Fast radio bursts` may be coming from nearby stars

Researchers have claimed that "fast radio bursts", lasting for only a thousandth of a second, may be coming from within our own galaxy, and not from galaxies billions of light-years away as previously believed.

Washington: Researchers have claimed that "fast radio bursts", lasting for only a thousandth of a second, may be coming from within our own galaxy, and not from galaxies billions of light-years away as previously believed.

Lead author Avi Loeb of the Harvard-Smithsonian Center for Astrophysics (CfA), said that they propose that fast radio bursts aren`t as exotic as astronomers first thought.

A detailed analysis of the bursts showed that the pulses passed through a large column of electrons on their way to Earth. If those electrons were spread out across intergalactic space, then the pulses must have crossed billions of light-years.

As a result, they would have to come from extremely energetic events. Gamma-ray bursts don`t produce the right radio frequencies, so astronomers looked to other extreme events like the collapse of a neutron star into a black hole.

Loeb and his colleagues reasoned that if the bursts came from a closer location, within the Milky Way galaxy, then they wouldn`t require as much energy. The explanation could be more mundane.

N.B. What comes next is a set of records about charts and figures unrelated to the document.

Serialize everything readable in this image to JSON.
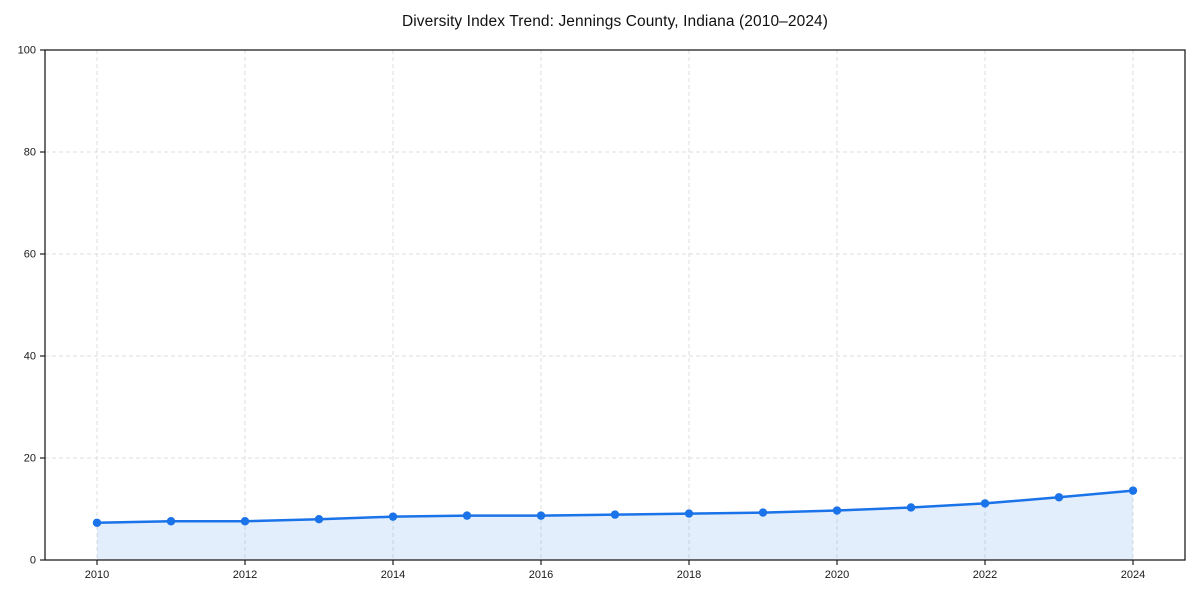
{
  "chart_data": {
    "type": "area",
    "title": "Diversity Index Trend: Jennings County, Indiana (2010–2024)",
    "x": [
      2010,
      2011,
      2012,
      2013,
      2014,
      2015,
      2016,
      2017,
      2018,
      2019,
      2020,
      2021,
      2022,
      2023,
      2024
    ],
    "values": [
      7.3,
      7.6,
      7.6,
      8.0,
      8.5,
      8.7,
      8.7,
      8.9,
      9.1,
      9.3,
      9.7,
      10.3,
      11.1,
      12.3,
      13.6
    ],
    "xlabel": "",
    "ylabel": "",
    "ylim": [
      0,
      100
    ],
    "xticks": [
      2010,
      2012,
      2014,
      2016,
      2018,
      2020,
      2022,
      2024
    ],
    "yticks": [
      0,
      20,
      40,
      60,
      80,
      100
    ],
    "grid": true,
    "grid_style": "dashed",
    "legend": "none",
    "marker": "circle",
    "colors": {
      "line": "#1a73e8",
      "marker_fill": "#1a73e8",
      "area_fill": "rgba(26,115,232,0.12)",
      "grid": "#dedede",
      "spine": "#1f1f1f",
      "tick_text": "#1a1a1a",
      "background": "#ffffff"
    }
  }
}
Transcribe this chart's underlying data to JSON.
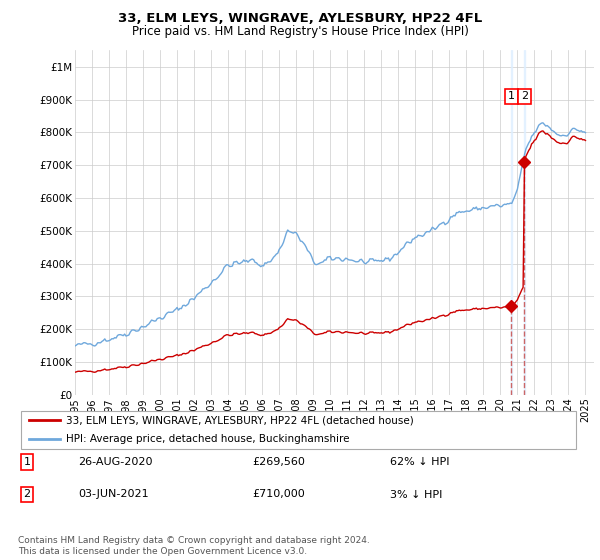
{
  "title": "33, ELM LEYS, WINGRAVE, AYLESBURY, HP22 4FL",
  "subtitle": "Price paid vs. HM Land Registry's House Price Index (HPI)",
  "xlim_start": 1995.0,
  "xlim_end": 2025.5,
  "ylim": [
    0,
    1050000
  ],
  "yticks": [
    0,
    100000,
    200000,
    300000,
    400000,
    500000,
    600000,
    700000,
    800000,
    900000,
    1000000
  ],
  "ytick_labels": [
    "£0",
    "£100K",
    "£200K",
    "£300K",
    "£400K",
    "£500K",
    "£600K",
    "£700K",
    "£800K",
    "£900K",
    "£1M"
  ],
  "legend1_label": "33, ELM LEYS, WINGRAVE, AYLESBURY, HP22 4FL (detached house)",
  "legend2_label": "HPI: Average price, detached house, Buckinghamshire",
  "annotation1_num": "1",
  "annotation1_date": "26-AUG-2020",
  "annotation1_price": "£269,560",
  "annotation1_hpi": "62% ↓ HPI",
  "annotation2_num": "2",
  "annotation2_date": "03-JUN-2021",
  "annotation2_price": "£710,000",
  "annotation2_hpi": "3% ↓ HPI",
  "footer": "Contains HM Land Registry data © Crown copyright and database right 2024.\nThis data is licensed under the Open Government Licence v3.0.",
  "sale1_x": 2020.646,
  "sale1_y": 269560,
  "sale2_x": 2021.415,
  "sale2_y": 710000,
  "line_color_red": "#cc0000",
  "line_color_blue": "#6fa8dc",
  "dashed_color": "#cc6666",
  "bg_band_color": "#ddeeff"
}
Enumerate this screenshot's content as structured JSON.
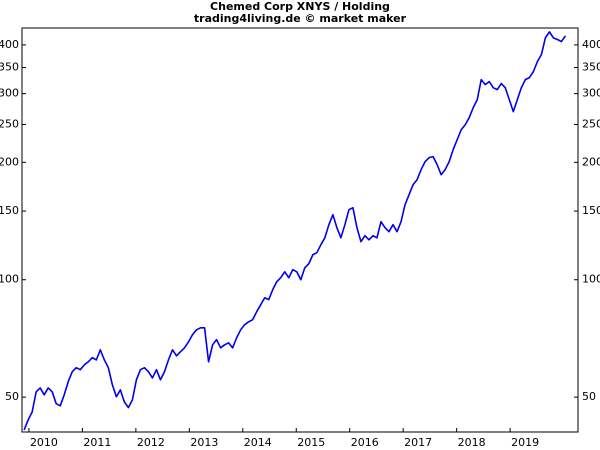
{
  "chart_data": {
    "type": "line",
    "title": "Chemed Corp XNYS / Holding",
    "subtitle": "trading4living.de © market maker",
    "color": "#0000ee",
    "log_scale_y": true,
    "xlim": [
      2009.87,
      2020.27
    ],
    "xticks": [
      2010,
      2011,
      2012,
      2013,
      2014,
      2015,
      2016,
      2017,
      2018,
      2019
    ],
    "ylim": [
      40.7,
      442
    ],
    "yticks": [
      50,
      100,
      150,
      200,
      250,
      300,
      350,
      400
    ],
    "x": [
      2009.91,
      2009.985,
      2010.06,
      2010.135,
      2010.21,
      2010.285,
      2010.36,
      2010.435,
      2010.51,
      2010.585,
      2010.66,
      2010.735,
      2010.81,
      2010.885,
      2010.96,
      2011.035,
      2011.11,
      2011.185,
      2011.26,
      2011.335,
      2011.41,
      2011.485,
      2011.56,
      2011.635,
      2011.71,
      2011.785,
      2011.86,
      2011.935,
      2012.01,
      2012.085,
      2012.16,
      2012.235,
      2012.31,
      2012.385,
      2012.46,
      2012.535,
      2012.61,
      2012.685,
      2012.76,
      2012.835,
      2012.91,
      2012.985,
      2013.06,
      2013.135,
      2013.21,
      2013.285,
      2013.36,
      2013.435,
      2013.51,
      2013.585,
      2013.66,
      2013.735,
      2013.81,
      2013.885,
      2013.96,
      2014.035,
      2014.11,
      2014.185,
      2014.26,
      2014.335,
      2014.41,
      2014.485,
      2014.56,
      2014.635,
      2014.71,
      2014.785,
      2014.86,
      2014.935,
      2015.01,
      2015.085,
      2015.16,
      2015.235,
      2015.31,
      2015.385,
      2015.46,
      2015.535,
      2015.61,
      2015.685,
      2015.76,
      2015.835,
      2015.91,
      2015.985,
      2016.06,
      2016.135,
      2016.21,
      2016.285,
      2016.36,
      2016.435,
      2016.51,
      2016.585,
      2016.66,
      2016.735,
      2016.81,
      2016.885,
      2016.96,
      2017.035,
      2017.11,
      2017.185,
      2017.26,
      2017.335,
      2017.41,
      2017.485,
      2017.56,
      2017.635,
      2017.71,
      2017.785,
      2017.86,
      2017.935,
      2018.01,
      2018.085,
      2018.16,
      2018.235,
      2018.31,
      2018.385,
      2018.46,
      2018.535,
      2018.61,
      2018.685,
      2018.76,
      2018.835,
      2018.91,
      2018.985,
      2019.06,
      2019.135,
      2019.21,
      2019.285,
      2019.36,
      2019.435,
      2019.51,
      2019.585,
      2019.66,
      2019.735,
      2019.81,
      2019.885,
      2019.96,
      2020.035
    ],
    "values": [
      41.2,
      43.7,
      45.8,
      51.6,
      52.8,
      50.7,
      52.8,
      51.6,
      48.1,
      47.5,
      50.7,
      54.8,
      58.1,
      59.5,
      58.8,
      60.5,
      61.6,
      63.1,
      62.3,
      66.1,
      62.3,
      59.5,
      53.8,
      50.1,
      52.2,
      48.6,
      47.0,
      49.2,
      55.4,
      58.8,
      59.5,
      58.1,
      56.0,
      58.8,
      55.4,
      58.1,
      62.3,
      66.1,
      63.8,
      65.4,
      66.9,
      69.3,
      72.3,
      74.4,
      75.3,
      75.3,
      61.6,
      68.1,
      70.2,
      66.9,
      68.1,
      68.9,
      66.9,
      71.0,
      74.4,
      76.7,
      78.0,
      79.0,
      82.8,
      86.3,
      89.9,
      88.9,
      94.3,
      98.8,
      101.2,
      104.8,
      101.2,
      106.1,
      104.8,
      100,
      107.3,
      109.9,
      115.9,
      117.3,
      122.9,
      128.1,
      138.4,
      146.8,
      136.0,
      128.1,
      138.4,
      151.2,
      153.0,
      136.0,
      125.2,
      129.7,
      126.6,
      129.7,
      128.1,
      140.9,
      136.0,
      132.8,
      138.4,
      132.8,
      140.9,
      155.7,
      165.2,
      175.3,
      180.5,
      191.5,
      200.8,
      205.6,
      206.8,
      197.3,
      185.9,
      191.5,
      200.8,
      215.5,
      228.7,
      242.4,
      249.7,
      260.3,
      276.2,
      289.6,
      325.9,
      316.5,
      322.1,
      310.7,
      307.2,
      318.4,
      310.7,
      289.6,
      269.7,
      289.6,
      310.7,
      325.9,
      329.8,
      341.6,
      362.4,
      377.7,
      417.0,
      432.0,
      417.0,
      413.0,
      408.0,
      422
    ]
  }
}
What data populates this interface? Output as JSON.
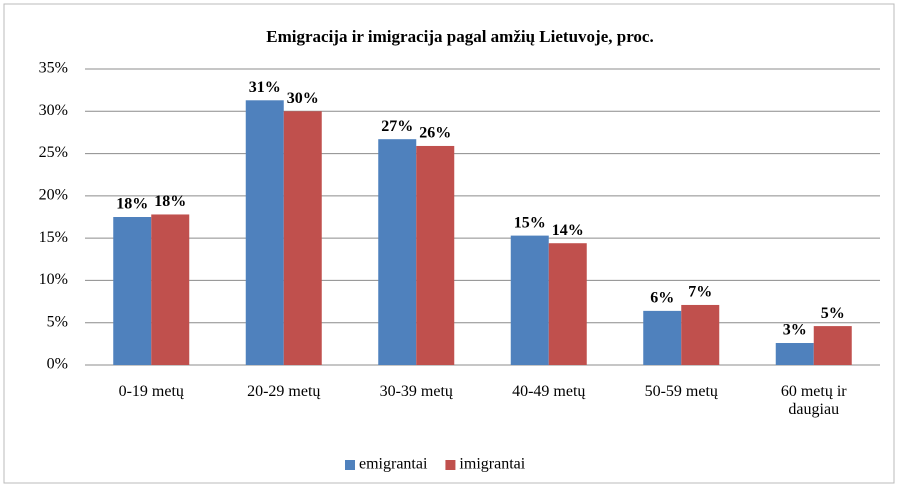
{
  "chart_data": {
    "type": "bar",
    "title": "Emigracija ir imigracija pagal amžių Lietuvoje, proc.",
    "categories": [
      "0-19 metų",
      "20-29 metų",
      "30-39 metų",
      "40-49 metų",
      "50-59 metų",
      "60 metų ir daugiau"
    ],
    "series": [
      {
        "name": "emigrantai",
        "color": "#4f81bd",
        "values": [
          17.5,
          31.3,
          26.7,
          15.3,
          6.4,
          2.6
        ],
        "value_labels": [
          "18%",
          "31%",
          "27%",
          "15%",
          "6%",
          "3%"
        ]
      },
      {
        "name": "imigrantai",
        "color": "#c0504d",
        "values": [
          17.8,
          30.0,
          25.9,
          14.4,
          7.1,
          4.6
        ],
        "value_labels": [
          "18%",
          "30%",
          "26%",
          "14%",
          "7%",
          "5%"
        ]
      }
    ],
    "ylim": [
      0,
      35
    ],
    "yticks": [
      {
        "value": 0,
        "label": "0%"
      },
      {
        "value": 5,
        "label": "5%"
      },
      {
        "value": 10,
        "label": "10%"
      },
      {
        "value": 15,
        "label": "15%"
      },
      {
        "value": 20,
        "label": "20%"
      },
      {
        "value": 25,
        "label": "25%"
      },
      {
        "value": 30,
        "label": "30%"
      },
      {
        "value": 35,
        "label": "35%"
      }
    ],
    "grid": true,
    "legend": "bottom"
  }
}
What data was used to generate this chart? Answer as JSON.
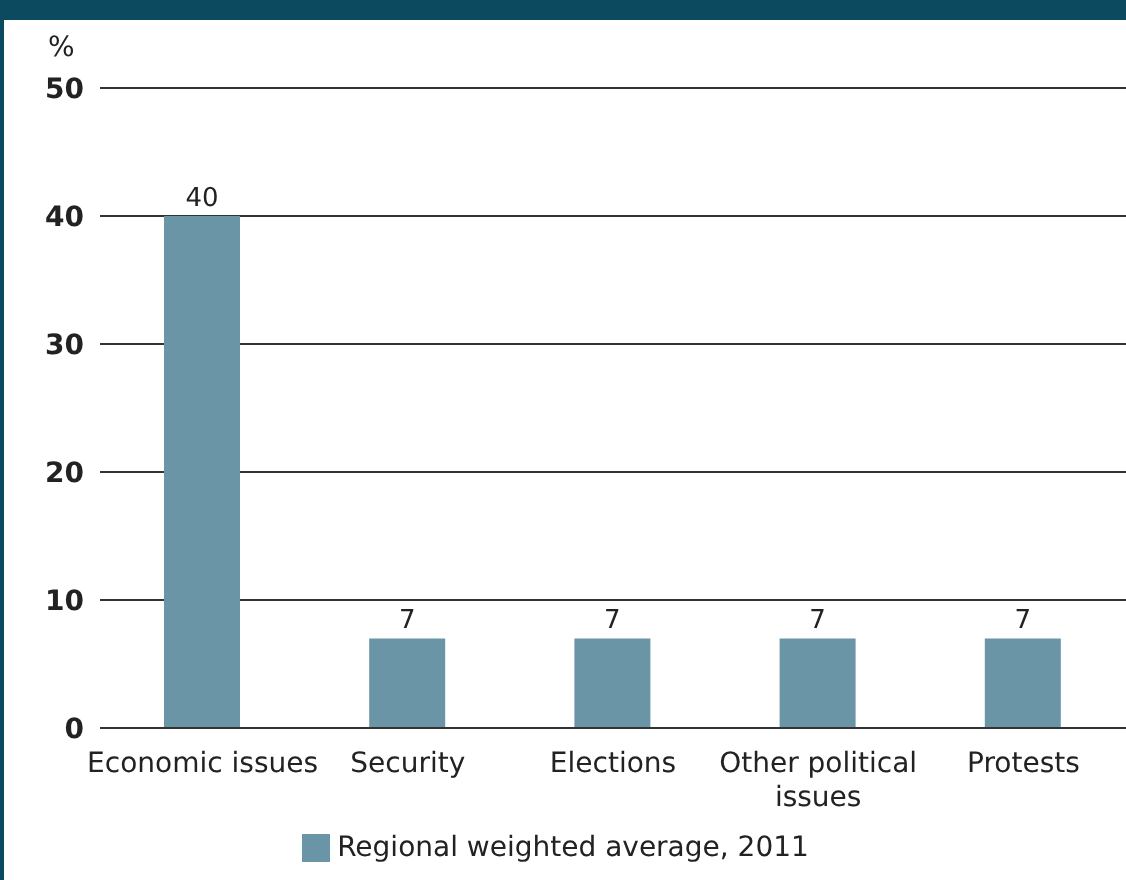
{
  "chart_data": {
    "type": "bar",
    "ylabel": "%",
    "categories": [
      "Economic issues",
      "Security",
      "Elections",
      "Other political issues",
      "Protests"
    ],
    "series": [
      {
        "name": "Regional weighted average, 2011",
        "color": "#6a95a6",
        "values": [
          40,
          7,
          7,
          7,
          7
        ]
      }
    ],
    "ylim": [
      0,
      50
    ],
    "yticks": [
      0,
      10,
      20,
      30,
      40,
      50
    ],
    "grid": "y",
    "legend": "bottom",
    "data_labels": true
  }
}
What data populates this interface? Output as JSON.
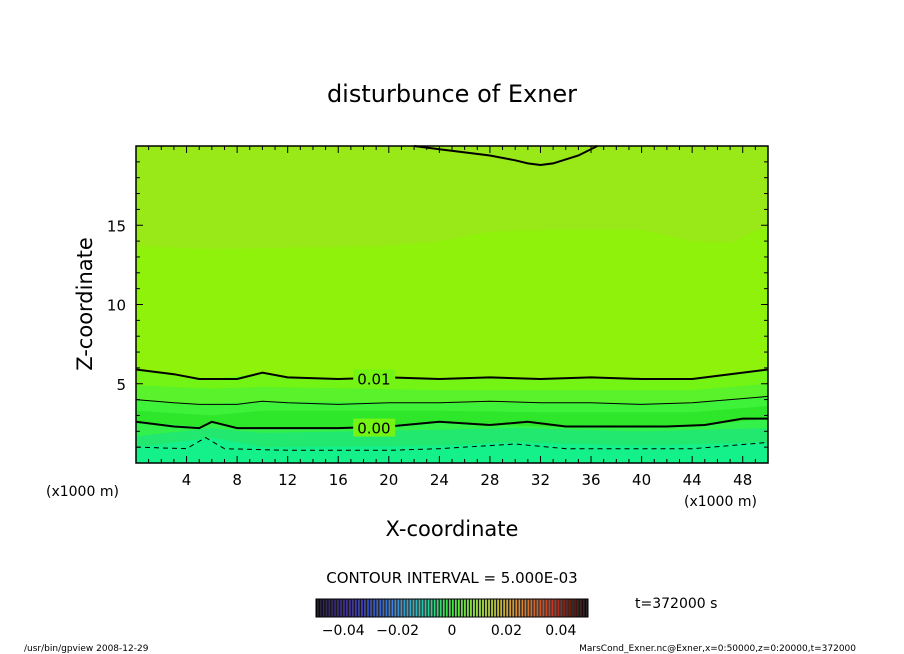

To test their theory Loeb and his colleagues searched the locations of three fast radio bursts to look for variable stars, using the telescopes at Tel-Aviv University`s Wise Observatory, in Israel.

They discovered a contact binary system in one location. The binary consists of two Sun-like stars orbiting each other every 7.8 hours. They are located about 2,600 light-years from Earth. Statistics of stars across the observed field of view show that there is less than a 5 percent chance that the binary star is in the right place by coincidence.